Misha Glenny, Der König der Favelas. Foto: Klett-Cotta
Misha Glenny, Der König der Favelas. Foto: Klett-Cotta

Es muss ein gespenstisches Bild gewesen sein, das sich Augenzeugen in jener Nacht bot: Vertreter der Polícia Militar (PM), der Polícia Civil (PC) und der Polícia Federal (PF), der drei verschiedenen Polizeikräfte Rio de Janeiros, stehen kurz nach Mitternacht des 10. November 2011 mit gezogenen Waffen auf dem Parkplatz des alten Marineklubs um einen dunklen Toyota Corolla - und streiten sich untereinander, die gezückten Pistolen aufeinander gerichtet, wer zuständig sei und ob der Kofferraum überhaupt geöffnet werden dürfe.

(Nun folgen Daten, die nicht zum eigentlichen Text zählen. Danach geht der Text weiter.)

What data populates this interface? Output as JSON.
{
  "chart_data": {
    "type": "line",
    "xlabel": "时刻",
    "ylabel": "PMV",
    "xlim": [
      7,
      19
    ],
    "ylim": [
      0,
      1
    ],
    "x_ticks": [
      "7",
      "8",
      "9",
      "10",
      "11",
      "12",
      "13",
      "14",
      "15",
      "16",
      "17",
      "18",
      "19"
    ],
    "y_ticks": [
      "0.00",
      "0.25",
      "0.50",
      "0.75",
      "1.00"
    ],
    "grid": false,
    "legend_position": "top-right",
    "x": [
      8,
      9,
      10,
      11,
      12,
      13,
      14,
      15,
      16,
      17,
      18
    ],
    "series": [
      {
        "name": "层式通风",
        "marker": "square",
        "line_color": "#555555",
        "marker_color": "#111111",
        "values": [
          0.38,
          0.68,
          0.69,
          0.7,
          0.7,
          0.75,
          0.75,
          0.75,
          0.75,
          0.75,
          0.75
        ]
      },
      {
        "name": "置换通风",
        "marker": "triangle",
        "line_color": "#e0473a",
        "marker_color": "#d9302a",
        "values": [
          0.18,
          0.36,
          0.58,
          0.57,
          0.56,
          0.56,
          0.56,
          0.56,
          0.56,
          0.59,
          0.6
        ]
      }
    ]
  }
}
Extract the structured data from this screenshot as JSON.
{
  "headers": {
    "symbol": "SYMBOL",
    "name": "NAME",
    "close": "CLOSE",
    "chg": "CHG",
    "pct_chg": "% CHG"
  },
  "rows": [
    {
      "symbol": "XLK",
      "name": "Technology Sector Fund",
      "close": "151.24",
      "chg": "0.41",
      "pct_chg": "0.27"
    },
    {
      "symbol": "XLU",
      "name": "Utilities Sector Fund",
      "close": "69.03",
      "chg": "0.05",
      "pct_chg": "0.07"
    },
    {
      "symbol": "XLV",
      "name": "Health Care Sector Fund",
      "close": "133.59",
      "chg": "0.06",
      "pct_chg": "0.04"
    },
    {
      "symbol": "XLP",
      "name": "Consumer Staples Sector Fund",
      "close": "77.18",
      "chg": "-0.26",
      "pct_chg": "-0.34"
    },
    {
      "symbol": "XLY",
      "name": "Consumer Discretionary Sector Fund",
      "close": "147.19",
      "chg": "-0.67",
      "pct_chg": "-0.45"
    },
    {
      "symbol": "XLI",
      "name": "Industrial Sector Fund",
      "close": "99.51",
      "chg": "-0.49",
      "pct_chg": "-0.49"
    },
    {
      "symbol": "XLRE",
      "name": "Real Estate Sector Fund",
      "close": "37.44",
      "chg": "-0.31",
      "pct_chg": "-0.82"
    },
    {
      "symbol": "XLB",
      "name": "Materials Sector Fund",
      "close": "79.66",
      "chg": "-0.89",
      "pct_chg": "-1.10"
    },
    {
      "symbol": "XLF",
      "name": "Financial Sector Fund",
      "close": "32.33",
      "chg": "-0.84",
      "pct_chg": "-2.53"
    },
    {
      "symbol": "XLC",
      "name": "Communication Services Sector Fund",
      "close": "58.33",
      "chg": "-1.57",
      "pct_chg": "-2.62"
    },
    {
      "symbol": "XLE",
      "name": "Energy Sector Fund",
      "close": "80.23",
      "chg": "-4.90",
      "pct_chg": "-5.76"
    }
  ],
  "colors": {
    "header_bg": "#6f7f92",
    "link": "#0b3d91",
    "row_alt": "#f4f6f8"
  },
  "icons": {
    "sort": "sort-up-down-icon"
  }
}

Neben ihnen stehen die Wageninsassen, es sind drei renommierte Anwälte. Einer von ihnen gibt sich als Honorarkonsul der Demokratischen Republik Kongo aus, was die Situation noch verworrener macht. Er pocht auf seine diplomatische Immunität, um eine Durchsuchung des Wagens zu verhindern. Nach langwierigen Verhandlungen einigt man sich schließlich, den Kofferraum gemeinsam zu öffnen.

Zum Vorschein kommt ein zusammengekauerter Mann, der "mit angezogenen Knien daliegt wie ein Embryo", schreibt Misha Glenny in seinem Buch "Der König der Favelas. Brasilien zwischen Koks, Killern und Korruption". Der schlanke Mann in einem schlichten blau-weiß gestreiften Hemd ist kein Geringerer als Antônio Francisco Bonfim Lopes, kurz "Nem da Rocinha", "Nem aus Rocinha". Er ist einer der mächtigsten Drogenbosse Rios - und der meistgesuchte Gangster Brasiliens.

Das absurde polizeiliche Kompetenzgerangel bei Nems Verhaftung nimmt der britische Journalist Misha Glenny als Einstieg, um die Lebensgeschichte eines Mannes zu erzählen, der eher zufällig zum Chef des Drogenhandels in Rios größter Favela aufstieg. Ein zurückhaltend auftretender Mann, den Glenny einen "aufgeklärten Despoten" nennt, weil unter seiner Herrschaft die Gewalt in Rocinha deutlich zurückging.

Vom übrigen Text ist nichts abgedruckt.